Сестра леди Морли. Эта обворожительная нежная фея, это сладостное видение, не похожее ни на что виденное им прежде, оказалось младшей сестрой леди Морли.
Будь он проклят!
Абигайль Харвуд сидела в уродливом ядовито-зеленом кресле в углу спальни, поджав под себя ноги, и задумчиво смотрела в альбом для рисования.
Нет, она не собиралась ничего рисовать. Более того, она почти не открывала альбом на протяжении всего путешествия, вопреки благим намерениям создать целую коллекцию зарисовок горделиво возвышающихся щвейцарских гор и грубовато-простых крестьянских домиков. Лежащий на коленях Абигайль альбом был почти чист, если не считать незаконченного наброска собора в Милане и листа с начертанными на нем словами «La stalla»[2].
— Филипп, дорогой, — донеслись до слуха Абигайль слова Лилибет, — перестань расстегивать пижаму и ложись спать. — Голос Лилибет звучал устало и напряженно.

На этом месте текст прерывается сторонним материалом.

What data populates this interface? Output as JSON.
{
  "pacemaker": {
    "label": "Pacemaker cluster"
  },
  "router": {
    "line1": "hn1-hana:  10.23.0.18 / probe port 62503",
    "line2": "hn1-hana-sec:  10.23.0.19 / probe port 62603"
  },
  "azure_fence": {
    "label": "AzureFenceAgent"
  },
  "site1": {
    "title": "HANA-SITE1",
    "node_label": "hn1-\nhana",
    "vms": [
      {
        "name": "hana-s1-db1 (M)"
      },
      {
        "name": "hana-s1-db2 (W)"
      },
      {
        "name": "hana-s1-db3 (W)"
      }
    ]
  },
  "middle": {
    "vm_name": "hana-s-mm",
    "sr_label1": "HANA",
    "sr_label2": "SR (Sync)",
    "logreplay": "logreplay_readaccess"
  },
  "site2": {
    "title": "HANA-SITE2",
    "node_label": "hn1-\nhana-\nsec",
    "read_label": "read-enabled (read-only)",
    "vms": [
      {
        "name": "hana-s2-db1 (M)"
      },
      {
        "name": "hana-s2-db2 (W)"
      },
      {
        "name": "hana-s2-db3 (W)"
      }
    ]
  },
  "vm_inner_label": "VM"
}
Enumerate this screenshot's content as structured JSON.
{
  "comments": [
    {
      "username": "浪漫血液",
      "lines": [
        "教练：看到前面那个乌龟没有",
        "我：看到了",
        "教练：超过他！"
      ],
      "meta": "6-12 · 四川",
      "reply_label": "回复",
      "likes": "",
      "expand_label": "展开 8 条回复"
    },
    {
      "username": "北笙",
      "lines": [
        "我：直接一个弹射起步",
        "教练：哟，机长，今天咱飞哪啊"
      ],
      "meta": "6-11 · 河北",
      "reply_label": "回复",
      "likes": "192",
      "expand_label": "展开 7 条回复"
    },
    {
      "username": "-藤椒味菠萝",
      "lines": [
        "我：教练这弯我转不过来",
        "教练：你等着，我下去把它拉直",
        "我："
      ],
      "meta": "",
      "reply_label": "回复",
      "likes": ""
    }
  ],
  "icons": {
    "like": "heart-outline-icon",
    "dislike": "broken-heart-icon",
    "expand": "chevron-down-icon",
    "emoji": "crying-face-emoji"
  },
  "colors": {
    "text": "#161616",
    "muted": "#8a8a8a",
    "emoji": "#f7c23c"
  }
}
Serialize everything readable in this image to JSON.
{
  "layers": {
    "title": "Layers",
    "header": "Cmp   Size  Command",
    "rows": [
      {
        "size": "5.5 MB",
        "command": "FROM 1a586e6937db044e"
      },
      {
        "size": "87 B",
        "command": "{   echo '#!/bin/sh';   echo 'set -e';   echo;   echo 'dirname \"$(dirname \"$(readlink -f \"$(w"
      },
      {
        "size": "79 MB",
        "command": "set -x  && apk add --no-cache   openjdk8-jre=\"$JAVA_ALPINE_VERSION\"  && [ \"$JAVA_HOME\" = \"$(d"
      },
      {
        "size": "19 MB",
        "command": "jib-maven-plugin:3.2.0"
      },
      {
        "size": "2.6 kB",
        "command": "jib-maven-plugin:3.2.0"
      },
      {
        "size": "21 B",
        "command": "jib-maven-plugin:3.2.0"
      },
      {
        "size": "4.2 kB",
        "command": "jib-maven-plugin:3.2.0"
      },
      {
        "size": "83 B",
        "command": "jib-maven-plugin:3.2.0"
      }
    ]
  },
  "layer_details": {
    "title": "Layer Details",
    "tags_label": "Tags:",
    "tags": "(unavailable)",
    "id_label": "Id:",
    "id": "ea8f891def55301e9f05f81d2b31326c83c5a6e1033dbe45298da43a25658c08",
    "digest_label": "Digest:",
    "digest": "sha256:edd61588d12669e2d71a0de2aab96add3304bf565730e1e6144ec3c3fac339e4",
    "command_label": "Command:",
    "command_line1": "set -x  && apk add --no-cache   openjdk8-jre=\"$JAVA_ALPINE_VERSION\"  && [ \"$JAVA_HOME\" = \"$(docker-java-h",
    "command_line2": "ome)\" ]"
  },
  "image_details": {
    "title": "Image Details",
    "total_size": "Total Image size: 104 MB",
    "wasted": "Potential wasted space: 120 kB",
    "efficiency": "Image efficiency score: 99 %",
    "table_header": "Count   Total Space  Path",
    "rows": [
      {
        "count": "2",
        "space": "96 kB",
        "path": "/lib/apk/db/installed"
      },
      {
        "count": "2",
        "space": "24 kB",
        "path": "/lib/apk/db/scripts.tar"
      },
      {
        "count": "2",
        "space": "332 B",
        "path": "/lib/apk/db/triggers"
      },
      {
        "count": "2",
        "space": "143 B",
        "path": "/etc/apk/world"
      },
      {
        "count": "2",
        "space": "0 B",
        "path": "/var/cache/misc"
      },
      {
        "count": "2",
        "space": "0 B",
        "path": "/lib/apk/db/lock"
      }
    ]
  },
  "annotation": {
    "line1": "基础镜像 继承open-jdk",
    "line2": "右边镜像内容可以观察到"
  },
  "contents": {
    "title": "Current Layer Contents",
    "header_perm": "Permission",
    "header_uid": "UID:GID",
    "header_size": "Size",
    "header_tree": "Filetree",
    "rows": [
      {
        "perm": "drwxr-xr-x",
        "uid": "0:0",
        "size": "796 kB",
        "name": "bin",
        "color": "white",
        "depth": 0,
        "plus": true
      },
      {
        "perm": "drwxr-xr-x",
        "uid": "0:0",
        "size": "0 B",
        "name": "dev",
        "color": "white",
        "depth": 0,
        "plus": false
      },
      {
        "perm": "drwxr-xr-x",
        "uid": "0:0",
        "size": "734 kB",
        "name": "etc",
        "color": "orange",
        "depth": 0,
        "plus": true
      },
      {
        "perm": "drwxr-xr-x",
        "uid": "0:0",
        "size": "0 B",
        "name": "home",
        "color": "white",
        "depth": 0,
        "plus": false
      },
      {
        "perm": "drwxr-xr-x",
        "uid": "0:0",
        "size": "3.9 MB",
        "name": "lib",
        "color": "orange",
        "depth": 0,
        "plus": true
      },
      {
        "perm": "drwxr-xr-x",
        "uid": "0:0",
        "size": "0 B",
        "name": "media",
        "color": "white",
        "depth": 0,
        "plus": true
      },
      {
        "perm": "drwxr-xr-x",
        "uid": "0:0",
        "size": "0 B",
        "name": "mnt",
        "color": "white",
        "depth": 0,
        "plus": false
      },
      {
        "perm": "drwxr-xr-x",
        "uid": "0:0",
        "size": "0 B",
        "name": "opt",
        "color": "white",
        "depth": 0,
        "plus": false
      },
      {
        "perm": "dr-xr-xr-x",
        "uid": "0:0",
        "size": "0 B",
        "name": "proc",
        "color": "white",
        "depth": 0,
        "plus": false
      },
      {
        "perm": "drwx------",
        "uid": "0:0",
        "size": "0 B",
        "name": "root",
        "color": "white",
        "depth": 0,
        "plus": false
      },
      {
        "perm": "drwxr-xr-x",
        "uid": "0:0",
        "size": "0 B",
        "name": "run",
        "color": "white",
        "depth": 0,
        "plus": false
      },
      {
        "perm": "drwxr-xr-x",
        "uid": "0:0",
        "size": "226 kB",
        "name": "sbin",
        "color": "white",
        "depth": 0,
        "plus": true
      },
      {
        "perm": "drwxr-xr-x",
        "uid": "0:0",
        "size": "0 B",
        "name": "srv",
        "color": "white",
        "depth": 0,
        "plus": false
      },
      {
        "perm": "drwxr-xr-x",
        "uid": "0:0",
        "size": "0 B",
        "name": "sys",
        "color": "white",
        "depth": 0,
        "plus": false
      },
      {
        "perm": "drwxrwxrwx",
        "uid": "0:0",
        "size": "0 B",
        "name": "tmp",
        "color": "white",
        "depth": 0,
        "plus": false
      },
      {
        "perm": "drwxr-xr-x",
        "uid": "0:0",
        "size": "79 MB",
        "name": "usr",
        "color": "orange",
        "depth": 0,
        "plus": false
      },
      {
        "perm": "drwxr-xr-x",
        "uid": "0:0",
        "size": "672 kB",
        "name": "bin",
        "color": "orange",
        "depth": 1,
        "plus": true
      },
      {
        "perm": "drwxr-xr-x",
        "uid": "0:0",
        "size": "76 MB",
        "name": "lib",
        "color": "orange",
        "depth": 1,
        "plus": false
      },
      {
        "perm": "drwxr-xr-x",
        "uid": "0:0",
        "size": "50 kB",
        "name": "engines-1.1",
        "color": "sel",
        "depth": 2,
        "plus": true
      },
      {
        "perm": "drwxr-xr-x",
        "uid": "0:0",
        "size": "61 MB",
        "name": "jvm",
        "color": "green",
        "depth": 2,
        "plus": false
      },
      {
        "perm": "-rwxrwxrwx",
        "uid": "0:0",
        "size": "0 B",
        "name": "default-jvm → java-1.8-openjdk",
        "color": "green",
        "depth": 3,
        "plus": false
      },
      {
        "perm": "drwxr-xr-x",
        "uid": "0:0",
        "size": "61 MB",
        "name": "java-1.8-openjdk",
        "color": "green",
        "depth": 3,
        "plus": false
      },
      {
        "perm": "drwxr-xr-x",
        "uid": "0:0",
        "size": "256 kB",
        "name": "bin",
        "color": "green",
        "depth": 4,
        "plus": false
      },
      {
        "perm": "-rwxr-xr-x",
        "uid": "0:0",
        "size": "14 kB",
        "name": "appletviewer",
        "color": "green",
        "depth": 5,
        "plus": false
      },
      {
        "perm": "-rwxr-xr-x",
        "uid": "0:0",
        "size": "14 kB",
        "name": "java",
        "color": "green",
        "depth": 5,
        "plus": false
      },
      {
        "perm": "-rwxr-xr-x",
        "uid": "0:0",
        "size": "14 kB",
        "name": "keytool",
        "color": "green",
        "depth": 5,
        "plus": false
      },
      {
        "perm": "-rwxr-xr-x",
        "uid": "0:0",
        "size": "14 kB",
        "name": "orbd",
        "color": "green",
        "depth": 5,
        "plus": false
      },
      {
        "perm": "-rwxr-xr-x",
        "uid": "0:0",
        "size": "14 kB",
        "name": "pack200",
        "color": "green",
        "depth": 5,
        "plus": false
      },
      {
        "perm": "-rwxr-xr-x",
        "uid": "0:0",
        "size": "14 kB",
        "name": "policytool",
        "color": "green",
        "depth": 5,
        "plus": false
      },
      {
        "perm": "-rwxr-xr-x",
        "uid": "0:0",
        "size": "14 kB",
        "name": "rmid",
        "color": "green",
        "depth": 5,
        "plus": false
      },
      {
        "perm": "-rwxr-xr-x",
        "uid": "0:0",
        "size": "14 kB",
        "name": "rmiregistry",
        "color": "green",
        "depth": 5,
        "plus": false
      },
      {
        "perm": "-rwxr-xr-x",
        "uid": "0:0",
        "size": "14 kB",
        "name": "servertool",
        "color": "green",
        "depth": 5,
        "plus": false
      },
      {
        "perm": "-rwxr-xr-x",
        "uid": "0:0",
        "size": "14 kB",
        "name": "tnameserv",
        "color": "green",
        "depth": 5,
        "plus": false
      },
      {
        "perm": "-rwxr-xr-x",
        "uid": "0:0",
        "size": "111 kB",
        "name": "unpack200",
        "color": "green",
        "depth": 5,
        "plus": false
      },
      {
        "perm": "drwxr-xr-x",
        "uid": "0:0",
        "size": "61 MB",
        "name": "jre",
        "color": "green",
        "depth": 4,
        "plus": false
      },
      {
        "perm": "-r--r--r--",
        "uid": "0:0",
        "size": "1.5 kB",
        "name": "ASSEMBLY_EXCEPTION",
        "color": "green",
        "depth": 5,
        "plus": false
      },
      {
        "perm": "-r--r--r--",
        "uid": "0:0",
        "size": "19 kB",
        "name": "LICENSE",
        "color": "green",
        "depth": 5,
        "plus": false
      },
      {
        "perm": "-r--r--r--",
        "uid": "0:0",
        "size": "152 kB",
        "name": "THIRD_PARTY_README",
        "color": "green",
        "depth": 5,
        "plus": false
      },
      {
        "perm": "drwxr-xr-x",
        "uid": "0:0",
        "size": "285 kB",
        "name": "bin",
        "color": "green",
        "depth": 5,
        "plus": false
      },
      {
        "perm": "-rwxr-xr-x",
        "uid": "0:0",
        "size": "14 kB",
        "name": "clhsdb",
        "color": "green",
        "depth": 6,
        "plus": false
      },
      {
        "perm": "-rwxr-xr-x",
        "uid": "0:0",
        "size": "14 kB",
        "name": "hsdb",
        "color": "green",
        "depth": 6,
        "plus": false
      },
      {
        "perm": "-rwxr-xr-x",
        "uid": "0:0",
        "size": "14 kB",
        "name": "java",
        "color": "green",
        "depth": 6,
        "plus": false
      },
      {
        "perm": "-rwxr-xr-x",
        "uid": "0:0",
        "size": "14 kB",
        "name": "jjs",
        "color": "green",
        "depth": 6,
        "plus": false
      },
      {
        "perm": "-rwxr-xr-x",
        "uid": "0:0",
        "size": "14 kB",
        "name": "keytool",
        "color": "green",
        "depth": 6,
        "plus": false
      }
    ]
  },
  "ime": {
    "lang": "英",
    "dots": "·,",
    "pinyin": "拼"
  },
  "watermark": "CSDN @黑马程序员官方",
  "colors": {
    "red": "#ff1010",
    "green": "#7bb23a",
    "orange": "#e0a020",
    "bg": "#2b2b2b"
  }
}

Филипп, просидевший целый день в тряском экипаже, за окнами которого бесконечным потоком струился дождь, не выказывал ни малейшего желания отправляться в постель. Он забрался на кровать и принялся скакать на матрасе.
— Смотри, мама, я акробат! Абигайль, смотри! — Филипп подпрыгнул, и расстегнутая куртка пижамы распахнулась на его худенькой груди.
— Очень правдоподобно, Филипп, — откликнулась Абигайль. — А теперь перекувырнись.
— Ой, как весело! — засмеялся Филипп.
— Нет! — Лилибет схватила сына за руки как раз в тот момент, когда он, подогнув колени, собирался совершить отчаянный кувырок через голову. — Перестань, Абигайль. Ты же знаешь, он сделает все, что ты ему скажешь.
— Я совершила ошибку, Филипп, — покаянно произнесла Абигайль. — Никаких кувырков и кульбитов, пока твоя мама не уйдет из комнаты.
Она протянула ноги к камину, от тлеющих угольев которого исходило благодатное тепло, и вновь переключила внимание на альбомный лист.
Она никогда прежде не встречала герцога Уоллингфорда. Он не посещал устраиваемых Александрой званых вечеров, да и сама Абигайль нечасто выходила в свет. Поклявшись себе много лет назад не выходить замуж, Абигайль на этом не остановилась. Она вообще ничего не делала вполсилы и решила, что вообще не станет жить по общепринятым правилам.
Только вот осуществить это на деле оказалось не так-то просто. Денег у нее было немного. Их недостаток Абигайль с переменным успехом пыталась возместить за карточным столом. Только вот оказалось, что она почти безнадежна в качестве игрока, ибо даже не пыталась скрыть под маской ледяного безразличия обуревавшие ее эмоции. Однако со временем Абигайль нашла надежного букмекера и обнаружила в себе способность удачно ставить на лошадей. И все же в перерывах между подкупами, распитием пива в местных пабах и проигрышами, когда ее лошади приходили к финишу не в том порядке, в каком она ожидала, Абигайль балансировала на грани банкротства. Время от времени Александра вспоминала о существовании сестры и приглашала ее на семейный обед или на прогулку по магазинам. И тогда Абигайль приходилось наряжаться в приличествующее случаю платье и жемчуга и, кроме того, прикладывать немало сил для того, чтобы вести себя прилично, не богохульствовать и не ввязываться в обсуждение вчерашней игры в Ньюмаркете.